The first time I listened to Thou’s Heathen, their magisterial record from last year, I half dozed off to it, dreaming under its slow-building, doom-laden tones. Hated offers little opportunity for sleep. In an interview with NPR back in 2011, Funck explained that the band was trying “to experiment a little more with the dynamics we use as far as, like, not every single thing being distorted guitars and screaming.” If this experiment reached its apex on Heathen, Hated can be seen as them returning somewhat to their roots, crafting a relentless, remorseless experience which certainly is more accessible, and requires less time to fully appreciate, than their last two full-lengths. At a lean 30 minutes and just six tracks, it certainly doesn’t suffer from the potential fatigue problem 2010’s epic Summit – also six tracks long, but clocking in at just under an hour – may have threatened to.

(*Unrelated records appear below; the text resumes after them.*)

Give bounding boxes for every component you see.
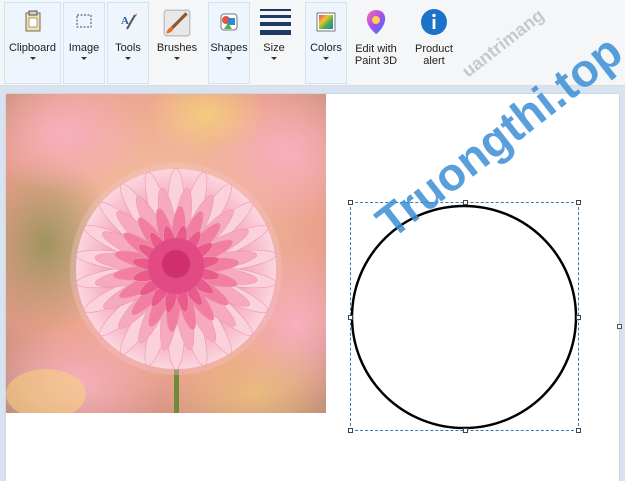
clipboard-label: Clipboard bbox=[8, 42, 57, 54]
selection-handle-top-left[interactable] bbox=[348, 200, 353, 205]
product-alert-label-line2: alert bbox=[423, 55, 445, 67]
circle-shape[interactable] bbox=[351, 203, 578, 430]
canvas-workspace bbox=[0, 86, 625, 481]
shape-selection-box[interactable] bbox=[348, 200, 581, 433]
line-size-icon bbox=[260, 9, 291, 35]
canvas-resize-handle[interactable] bbox=[617, 324, 622, 329]
info-icon bbox=[421, 9, 447, 35]
brush-icon bbox=[163, 9, 191, 37]
flower-photo bbox=[6, 94, 326, 413]
brushes-button[interactable]: Brushes bbox=[151, 2, 203, 84]
drawing-canvas[interactable] bbox=[6, 94, 622, 481]
shapes-dropdown-arrow[interactable] bbox=[226, 57, 232, 60]
colors-button[interactable]: Colors bbox=[305, 2, 347, 84]
product-alert-label-line1: Product bbox=[415, 43, 453, 55]
product-alert-label: Product alert bbox=[411, 43, 457, 67]
selection-handle-left[interactable] bbox=[348, 315, 353, 320]
clipboard-dropdown-arrow[interactable] bbox=[29, 57, 36, 60]
brushes-label: Brushes bbox=[156, 42, 198, 54]
size-button[interactable]: Size bbox=[253, 2, 295, 84]
clipboard-button[interactable]: Clipboard bbox=[4, 2, 61, 84]
selection-handle-bottom-right[interactable] bbox=[576, 428, 581, 433]
tools-button[interactable]: A Tools bbox=[107, 2, 149, 84]
shapes-icon bbox=[220, 13, 238, 31]
tools-label: Tools bbox=[115, 42, 141, 54]
size-dropdown-arrow[interactable] bbox=[271, 57, 277, 60]
colors-dropdown-arrow[interactable] bbox=[323, 57, 329, 60]
edit-with-paint3d-label-line1: Edit with bbox=[355, 43, 397, 55]
image-label: Image bbox=[68, 42, 100, 54]
image-dropdown-arrow[interactable] bbox=[81, 57, 87, 60]
selection-handle-right[interactable] bbox=[576, 315, 581, 320]
svg-text:A: A bbox=[121, 15, 129, 27]
shapes-button[interactable]: Shapes bbox=[208, 2, 250, 84]
edit-with-paint3d-label: Edit with Paint 3D bbox=[352, 43, 400, 67]
edit-with-paint3d-button[interactable]: Edit with Paint 3D bbox=[351, 2, 401, 84]
size-label: Size bbox=[263, 42, 285, 54]
selection-handle-top-right[interactable] bbox=[576, 200, 581, 205]
ribbon-toolbar: Clipboard Image A Tools Brushes Shapes S… bbox=[0, 0, 625, 86]
select-rectangle-icon bbox=[76, 14, 92, 28]
selection-handle-top[interactable] bbox=[463, 200, 468, 205]
selection-handle-bottom[interactable] bbox=[463, 428, 468, 433]
brushes-dropdown-arrow[interactable] bbox=[174, 57, 180, 60]
paint3d-icon bbox=[366, 10, 386, 34]
colors-label: Colors bbox=[310, 42, 342, 54]
selection-handle-bottom-left[interactable] bbox=[348, 428, 353, 433]
tools-dropdown-arrow[interactable] bbox=[125, 57, 131, 60]
clipboard-icon bbox=[25, 10, 40, 32]
tools-icon: A bbox=[121, 13, 137, 30]
edit-with-paint3d-label-line2: Paint 3D bbox=[354, 55, 398, 67]
color-palette-icon bbox=[316, 12, 336, 32]
image-button[interactable]: Image bbox=[63, 2, 105, 84]
product-alert-button[interactable]: Product alert bbox=[410, 2, 458, 84]
shapes-label: Shapes bbox=[210, 42, 248, 54]
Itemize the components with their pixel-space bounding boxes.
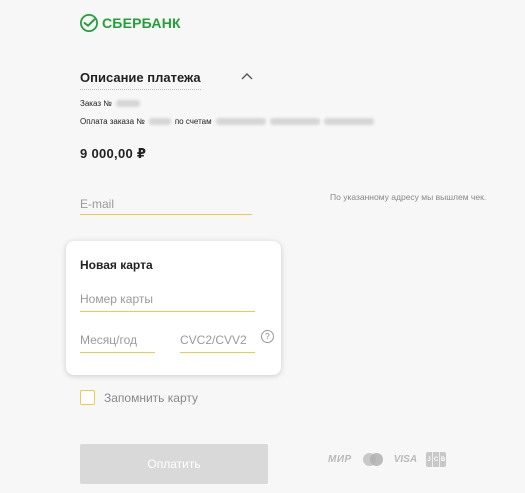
mastercard-logo-icon bbox=[362, 453, 383, 466]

Thus we get tracks like the wonderfully titled album highlight “Beyond the Realms of Dream, That Fleeting Shade Under the Corpus of Vanity,” which starts off like a classic Body track and morphs into something more visceral, as Thou fill in the silences The Body are often wont to leave behind. Thou, in their own work, may be attempting more of the kind of dynamic experimentation normally associated with The Body, but this is the sound of them countering those same compulsions, the sound of two bands looking to play in the spaces the other leaves absent. Much of the success of Hated, then, is down not just to how well these two bands’ similarities complement one another, but how well their divergences create a wonderfully discordant friction. “He Returns to the Place of His Iniquity” is possibly the set’s only respite, a more ambient, murky version of the acoustic interludes that set the tempo on Heathen, and in that much is possibly the moment where the collaboration is at its most visible: “Returns” takes what one of these bands does very well, and makes it sound like the work of the other.

Metal as a genre, or collection of genres, is all too easy to dismiss as overly insular, wrapped up in its own self-image and very particular set of sub-cultural signifiers. Thou’s asceticism may very well be an attempt to counter this insularity; if not to actively encourage a more mainstream audience, then at the very least to not turn them away. With their unadorned live shows, shorts-and-t-shirts-fashion sense, and Tom Waits-referencing song titles, Thou seem for all the world like any indie band in America. They choose their cover versions – of which they have performed many, most of them spectacular – with a similar disregard for metal’s closed world. Their version of Nirvana’s “Something in the Way” was a revelation, possibly the track I’d play to rock fans interested in but wary of metal’s heavier end; Released from Love closed on a desperate and haunting cover of Vic Chesnutt’s “Coward.” The midpoint of Hated is marked by an interpretation of Nine Inch Nails’ “Terrible Lie” a cut from 1989’s Pretty Hate Machine, which notably comes from Reznor’s earlier, more accessible period, when NIN was closer in sound to a hard-edged Depeche Mode than its later forays into industrial noise – in keeping with Thou’s trademark of taking relatively sedate tracks and exposing their violent undercurrents. Reznor’s whispered refrain “don’t take it away from me/I need someone to hold on to” becomes the central anguished scream of The Body’s Chip King in this version, and the whole thing ends with writhing, feedback-heavy guitars that could be mistaken for latter-day Reznor himself.

Considering how many of these collaborations often go – indeed, how some of The Body’s past collaborations have gone – You, Whom I Have Always Hated is a remarkably coherent and singular piece of work, which, due to its economy and pacing, never stumbles across an ill-fitting moment in which you can hear the seam that joins two different creative forces. I Shall Die Here and Heathen both meant 2014 was always going to be a tough year to follow for these bands. Hated represents a more than adequate palate-cleanser before the real work stars anew.